Oui, certains cabinets d'avocats publient une sorte de rapport annuel, un peu comme les grandes entreprises, pour montrer l'évolution du rôle des femmes par rapport aux hommes, des rémunérations, des responsabilités, etc. Il faudrait généraliser cette pratique, et faire en sorte qu'il y ait une meilleure transparence par barreau, et une incitation à mieux faire grâce à la comparaison entre pairs, car c'est comme cela que les choses ont bougé en entreprise.
Faciliter le passage du métier d'avocat à celui de magistrat ? Il y a déjà beaucoup d'anciens avocats dans la magistrature. La médiation est un sujet récurrent, sur lequel les progrès sont lents : les acteurs du monde judiciaire n'incitent pas forcément à recourir aux modes alternatifs de règlement des conflits. Les clients n'y vont pas toujours d'eux-mêmes non plus.
Ce que nous avons suggéré en matière d'aide juridictionnelle me semble aller dans le bon sens.
Que vont devenir ces propositions ? J'ai été missionné par une garde des sceaux, et j'ai remis mon rapport à un autre garde des sceaux. Cela n'est pas un élément favorable, puisque ce qui était attendu par Mme Belloubet en mars 2020 n'est pas forcément ce que le garde des sceaux de décembre 2020 peut attendre en urgence. Puis, d'autres dossiers sont arrivés, avec d'autres impératifs, d'autres débats, qui peuvent le préoccuper.
Mais j'espère que les choses vont bouger, d'autant que ce que nous proposons nous est apparu raisonnable et susceptible d'être mis en oeuvre. Je me suis permis de dire à l'actuel garde des sceaux qu'il lui restait peu de temps pour faire du législatif. Chacun sait qu'à un an et demi d'une échéance nationale, tout est pratiquement bouclé. Déjà, il faudra probablement passer par une proposition de loi, car l'ordre du jour gouvernemental sera totalement saturé. Cela dit, l'essentiel des propositions relève de décrets. Mais sur le secret professionnel, par exemple, qui est d'ordre législatif, il faut avancer vite, d'autant que c'est un sujet très sensible.

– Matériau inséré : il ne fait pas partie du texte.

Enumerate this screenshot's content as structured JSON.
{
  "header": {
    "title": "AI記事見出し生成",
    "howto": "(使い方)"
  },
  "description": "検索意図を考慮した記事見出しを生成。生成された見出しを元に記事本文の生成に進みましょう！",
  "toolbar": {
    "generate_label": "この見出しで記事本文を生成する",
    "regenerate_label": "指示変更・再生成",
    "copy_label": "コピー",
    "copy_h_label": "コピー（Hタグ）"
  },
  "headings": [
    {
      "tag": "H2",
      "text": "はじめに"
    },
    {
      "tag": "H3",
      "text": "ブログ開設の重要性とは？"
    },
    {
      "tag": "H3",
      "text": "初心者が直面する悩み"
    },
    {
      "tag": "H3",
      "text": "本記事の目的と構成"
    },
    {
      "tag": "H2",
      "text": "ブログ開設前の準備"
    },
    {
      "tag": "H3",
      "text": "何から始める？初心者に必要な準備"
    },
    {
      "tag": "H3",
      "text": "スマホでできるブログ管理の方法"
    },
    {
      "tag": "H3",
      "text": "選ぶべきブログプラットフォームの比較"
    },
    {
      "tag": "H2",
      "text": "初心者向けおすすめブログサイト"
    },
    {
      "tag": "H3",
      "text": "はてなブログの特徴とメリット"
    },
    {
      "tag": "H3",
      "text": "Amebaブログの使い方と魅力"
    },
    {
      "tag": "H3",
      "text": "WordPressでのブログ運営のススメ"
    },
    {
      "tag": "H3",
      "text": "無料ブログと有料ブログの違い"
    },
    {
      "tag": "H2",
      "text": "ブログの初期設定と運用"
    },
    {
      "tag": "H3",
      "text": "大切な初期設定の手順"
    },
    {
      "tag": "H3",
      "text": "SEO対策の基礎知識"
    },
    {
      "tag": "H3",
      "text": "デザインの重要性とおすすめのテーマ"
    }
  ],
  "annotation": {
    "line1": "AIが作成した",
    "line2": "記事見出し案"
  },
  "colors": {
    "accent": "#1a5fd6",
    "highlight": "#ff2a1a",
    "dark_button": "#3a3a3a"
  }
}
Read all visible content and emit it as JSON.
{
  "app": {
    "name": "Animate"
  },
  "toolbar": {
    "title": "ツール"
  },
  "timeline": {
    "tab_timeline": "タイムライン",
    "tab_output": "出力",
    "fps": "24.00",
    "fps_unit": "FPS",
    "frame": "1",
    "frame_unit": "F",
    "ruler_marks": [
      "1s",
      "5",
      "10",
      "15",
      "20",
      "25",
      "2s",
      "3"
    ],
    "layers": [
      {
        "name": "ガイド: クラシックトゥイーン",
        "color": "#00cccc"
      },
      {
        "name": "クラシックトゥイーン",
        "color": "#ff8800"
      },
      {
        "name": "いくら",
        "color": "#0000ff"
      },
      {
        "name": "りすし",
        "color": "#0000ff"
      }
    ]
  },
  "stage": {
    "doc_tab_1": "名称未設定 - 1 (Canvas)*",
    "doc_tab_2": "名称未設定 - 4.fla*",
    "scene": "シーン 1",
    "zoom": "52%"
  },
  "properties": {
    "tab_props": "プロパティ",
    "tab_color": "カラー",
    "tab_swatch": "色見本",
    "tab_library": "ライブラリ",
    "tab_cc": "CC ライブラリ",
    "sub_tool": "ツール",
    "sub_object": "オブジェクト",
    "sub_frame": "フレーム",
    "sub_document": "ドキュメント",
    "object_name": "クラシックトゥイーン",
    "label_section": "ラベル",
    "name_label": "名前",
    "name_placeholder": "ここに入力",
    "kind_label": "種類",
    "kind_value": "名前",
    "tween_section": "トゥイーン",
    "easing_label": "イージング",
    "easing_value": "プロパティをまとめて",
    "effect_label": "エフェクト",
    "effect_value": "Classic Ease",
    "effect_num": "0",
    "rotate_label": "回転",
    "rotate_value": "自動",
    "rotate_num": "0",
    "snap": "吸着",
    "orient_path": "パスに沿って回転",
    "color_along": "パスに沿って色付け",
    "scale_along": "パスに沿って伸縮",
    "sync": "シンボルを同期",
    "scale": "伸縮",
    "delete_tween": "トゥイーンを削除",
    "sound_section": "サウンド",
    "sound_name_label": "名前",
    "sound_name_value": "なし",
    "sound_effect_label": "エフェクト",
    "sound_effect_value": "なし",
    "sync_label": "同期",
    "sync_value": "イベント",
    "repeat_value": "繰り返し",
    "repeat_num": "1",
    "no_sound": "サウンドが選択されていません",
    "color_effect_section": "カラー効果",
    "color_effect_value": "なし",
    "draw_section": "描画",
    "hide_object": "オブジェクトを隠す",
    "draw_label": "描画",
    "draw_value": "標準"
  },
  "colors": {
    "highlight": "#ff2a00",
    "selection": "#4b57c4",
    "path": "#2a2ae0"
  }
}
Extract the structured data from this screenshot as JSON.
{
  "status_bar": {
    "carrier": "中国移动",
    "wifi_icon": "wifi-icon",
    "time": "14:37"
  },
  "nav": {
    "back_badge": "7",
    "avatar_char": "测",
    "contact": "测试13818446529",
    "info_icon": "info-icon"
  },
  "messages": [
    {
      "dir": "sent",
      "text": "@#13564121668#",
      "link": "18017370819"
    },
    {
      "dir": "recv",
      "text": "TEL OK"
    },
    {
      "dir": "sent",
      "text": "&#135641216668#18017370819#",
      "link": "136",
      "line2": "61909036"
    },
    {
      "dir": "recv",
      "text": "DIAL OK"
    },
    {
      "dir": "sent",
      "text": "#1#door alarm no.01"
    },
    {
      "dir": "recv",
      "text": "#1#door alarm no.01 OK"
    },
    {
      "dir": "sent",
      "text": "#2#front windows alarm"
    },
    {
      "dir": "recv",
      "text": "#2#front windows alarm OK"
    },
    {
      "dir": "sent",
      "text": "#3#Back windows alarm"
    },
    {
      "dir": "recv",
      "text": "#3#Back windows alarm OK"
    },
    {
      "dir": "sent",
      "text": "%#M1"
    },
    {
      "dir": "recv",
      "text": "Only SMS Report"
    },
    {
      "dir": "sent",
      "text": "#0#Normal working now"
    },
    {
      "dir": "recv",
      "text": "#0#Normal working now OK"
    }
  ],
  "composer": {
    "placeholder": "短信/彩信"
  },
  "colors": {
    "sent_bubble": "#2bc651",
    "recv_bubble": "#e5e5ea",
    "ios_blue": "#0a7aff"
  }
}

Sur la consultation juridique, notre proposition n'est peut-être pas à mettre en oeuvre dans l'année qui vient, mais nous avons vraiment voulu alerter la Chancellerie, qui d'ailleurs a été à l'écoute, sur le fait qu'il faut engager la réflexion. Plus le sujet est complexe, plus il est délicat de trouver un équilibre entre les uns et les autres, plus il faut s'engager rapidement pour avancer.
Un des points clés est de regarder sur quoi porte le secret professionnel. Or la jurisprudence de la Cour de cassation française est très restrictive, et n'a jamais admis que le secret professionnel puisse couvrir le conseil, contrairement à ce que préconise la Cour européenne des droits de l'homme (CEDH). Nous proposons donc que le secret professionnel puisse couvrir le conseil. Mais il faudra légiférer avec précaution, pour ne pas favoriser des niches à corruption... N'oublions pas que tout n'est pas judiciaire : tout ne débouche pas sur des jugements.
Les évolutions que nous préconisons pour les avocats collaborateurs sont à portée de main. J'ai le sentiment que M. Dupond-Moretti considère que toute mesure dont il prendra l'initiative nécessite une concertation avec la profession, et que notre rapport n'est pas un élément de cette concertation. Il a raison : nous avons écouté les professionnels, mais il est normal que le ministre le fasse de son côté, d'autant que, sur certains points, la profession n'est pas forcément enthousiaste pour nos propositions - même si, dans l'ensemble, l'accueil a été favorable.